Sorti hier soir, voir une séance de Kinexperience au Cinématographe ; des projets de Fredo et d’une de ses copines, accompagnés d’une accompagnement musical prévu pour. Des petits films (ou des petites vidéos) souvent intéressants, et plutôt drôles (l’impression de drôlerie étant parfois générée chez moi par l’enthousiasme ressenti — je trouve très drôles, du moins à certains moments, les films de Despleschin ou Les Fleurs de Shanghaï) ; un appartement de la rue Joffre transformé en appareil de prise de vue, des clôtures sur lesquelles on joue de la harpe, un petit film muet autour d’une marionnette filmée en image par image et d’une pièce de Manuel de Falla interprétée en direct et en parfaite coordination avec les images, etc. Dommage qu’il fasse si froid dans ce vieux cinéma l’hiver, on finit par s’engourdir. Entré dans la salle dans les derniers, et cherchant Martial et Sandrine du regard, je les savais être là et devais les retrouver, mes yeux ont croisé Lorraine et Sylvia : je leur ai fait un petit signe de la main ; à la sortie, elles me sont passées devant sans même faire mine de venir vers moi. Mes tentatives d’intégration dans la branchitude nantaise n’auront donc pas été très fructueuses ; et depuis que j’ai cessé peu ou prou de fréquenter ses lieux, je suis redevenu aussi transparent qu’auparavant. Je ne crois pas trop y perdre, contrairement à ce que j’ai longtemps craint (et qui m’avait — mais pas non plus à toute force — fait vouloir intégrer plus ce milieu).

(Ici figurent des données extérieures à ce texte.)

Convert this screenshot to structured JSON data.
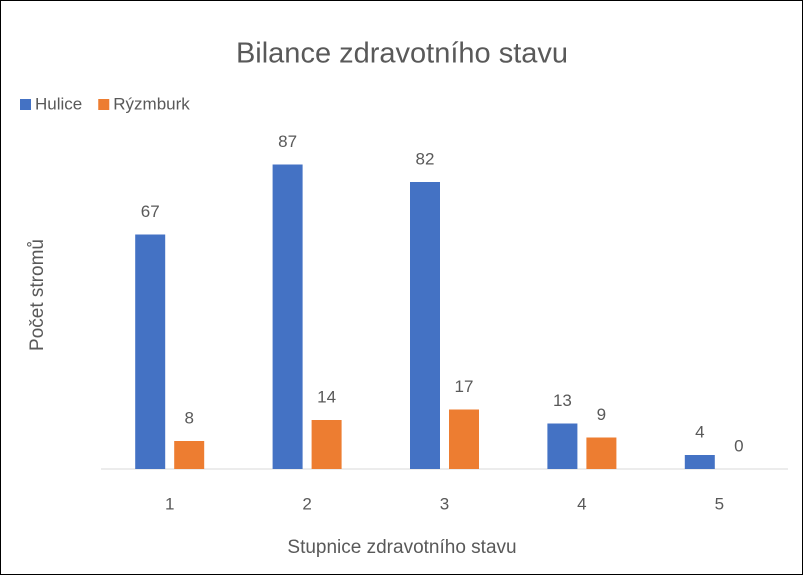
{
  "chart_data": {
    "type": "bar",
    "title": "Bilance zdravotního stavu",
    "x_label": "Stupnice zdravotního stavu",
    "y_label": "Počet stromů",
    "categories": [
      "1",
      "2",
      "3",
      "4",
      "5"
    ],
    "series": [
      {
        "name": "Hulice",
        "color": "#4472c4",
        "values": [
          67,
          87,
          82,
          13,
          4
        ]
      },
      {
        "name": "Rýzmburk",
        "color": "#ed7d31",
        "values": [
          8,
          14,
          17,
          9,
          0
        ]
      }
    ],
    "ylim": [
      0,
      100
    ],
    "legend": "top-left"
  }
}
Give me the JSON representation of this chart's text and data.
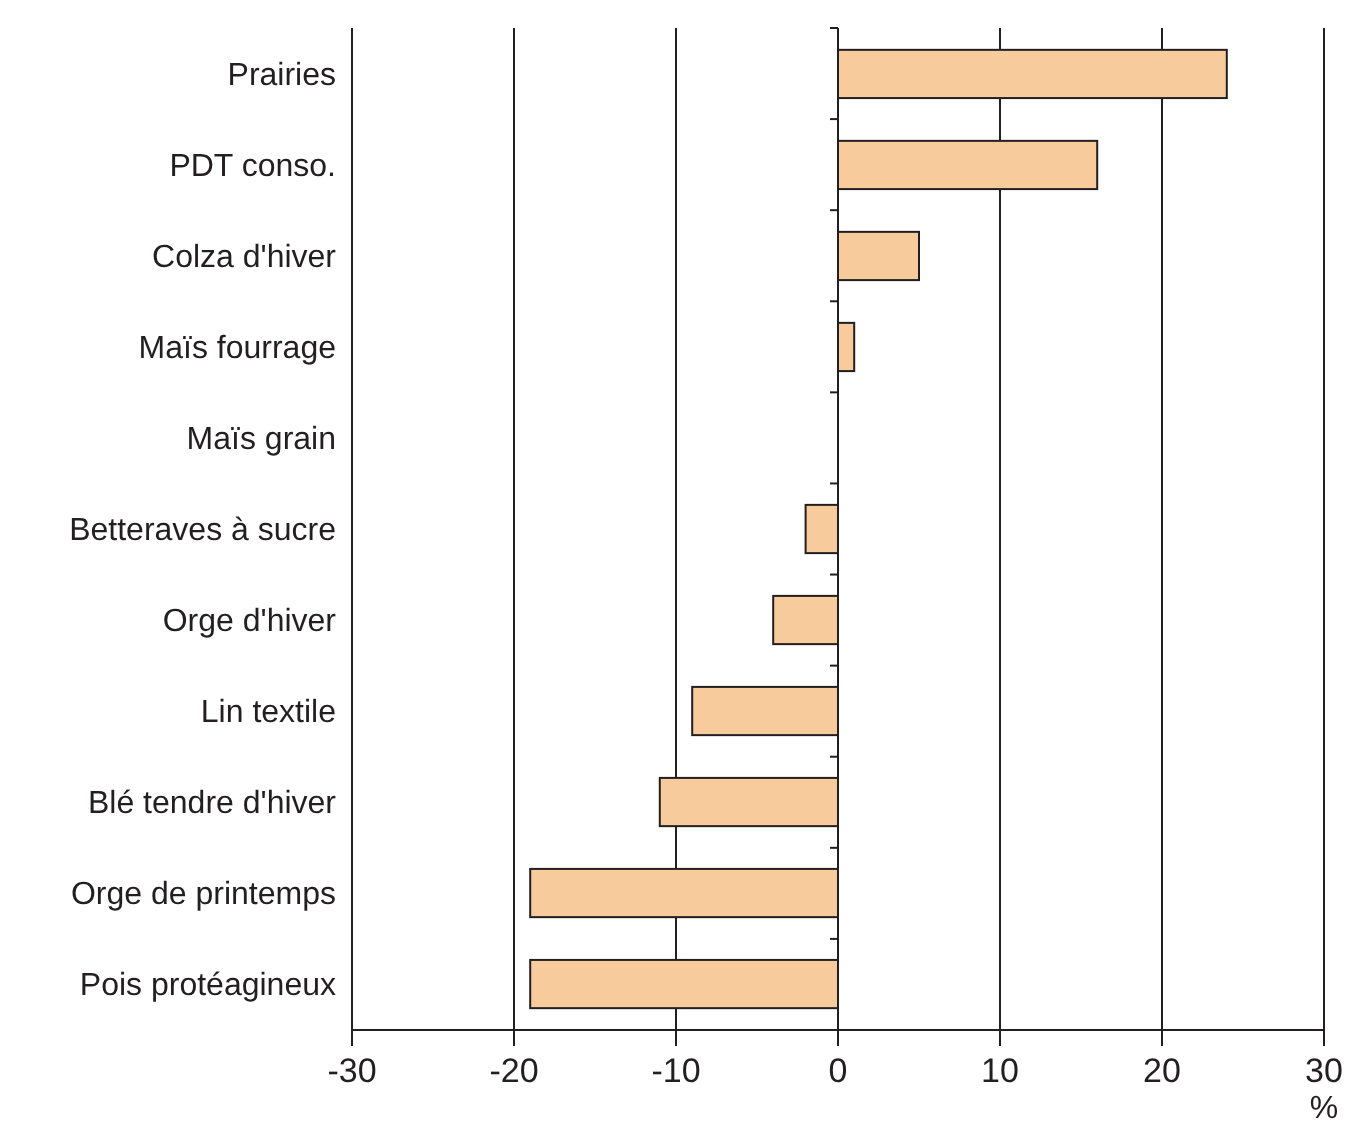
{
  "chart_data": {
    "type": "bar",
    "orientation": "horizontal",
    "xlabel": "%",
    "categories": [
      "Prairies",
      "PDT conso.",
      "Colza d'hiver",
      "Maïs fourrage",
      "Maïs grain",
      "Betteraves à sucre",
      "Orge d'hiver",
      "Lin textile",
      "Blé tendre d'hiver",
      "Orge de printemps",
      "Pois protéagineux"
    ],
    "values": [
      24,
      16,
      5,
      1,
      0,
      -2,
      -4,
      -9,
      -11,
      -19,
      -19
    ],
    "color": "#f8cb9c",
    "xlim": [
      -30,
      30
    ],
    "xticks": [
      -30,
      -20,
      -10,
      0,
      10,
      20,
      30
    ],
    "grid": "x"
  }
}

C’est vrai que le retour de Clément m’a fait largement changer de cercle, et plutôt retrouver celui que j’avais avant — du moins en sa personne ; je ne m’en plains pas. Là je n’ai pas à travailler pour être autre chose que le « petit Balogh » de ces connards. À l’Atomixeur où nous avons rejoint Clément, Hélène et un couple de leurs amis québécois, il y avait Radulphe avec Isabelle (eux n’ont pas renoncé à traîner dans les bars) ; j’ai parlé un peu avec eux, mais n’ai même pas eu la tentation de rester. Ils étaient pour moi dans la même position qu’étaient mes « vieux amis » auparavant ; de simples connaissances devant qui on s’arrête mais ne reste pas. J’ai plus de considération que ça pour Radulphe, mais c’est vrai qu’il y a toujours eu besoin d’Ermold pour faire le lien entre moi et les autres (Ermold à nouveau cloîtré chez lui, « victime de surmenage », trop malade pour se rendre à la séance de Kinex’[1]).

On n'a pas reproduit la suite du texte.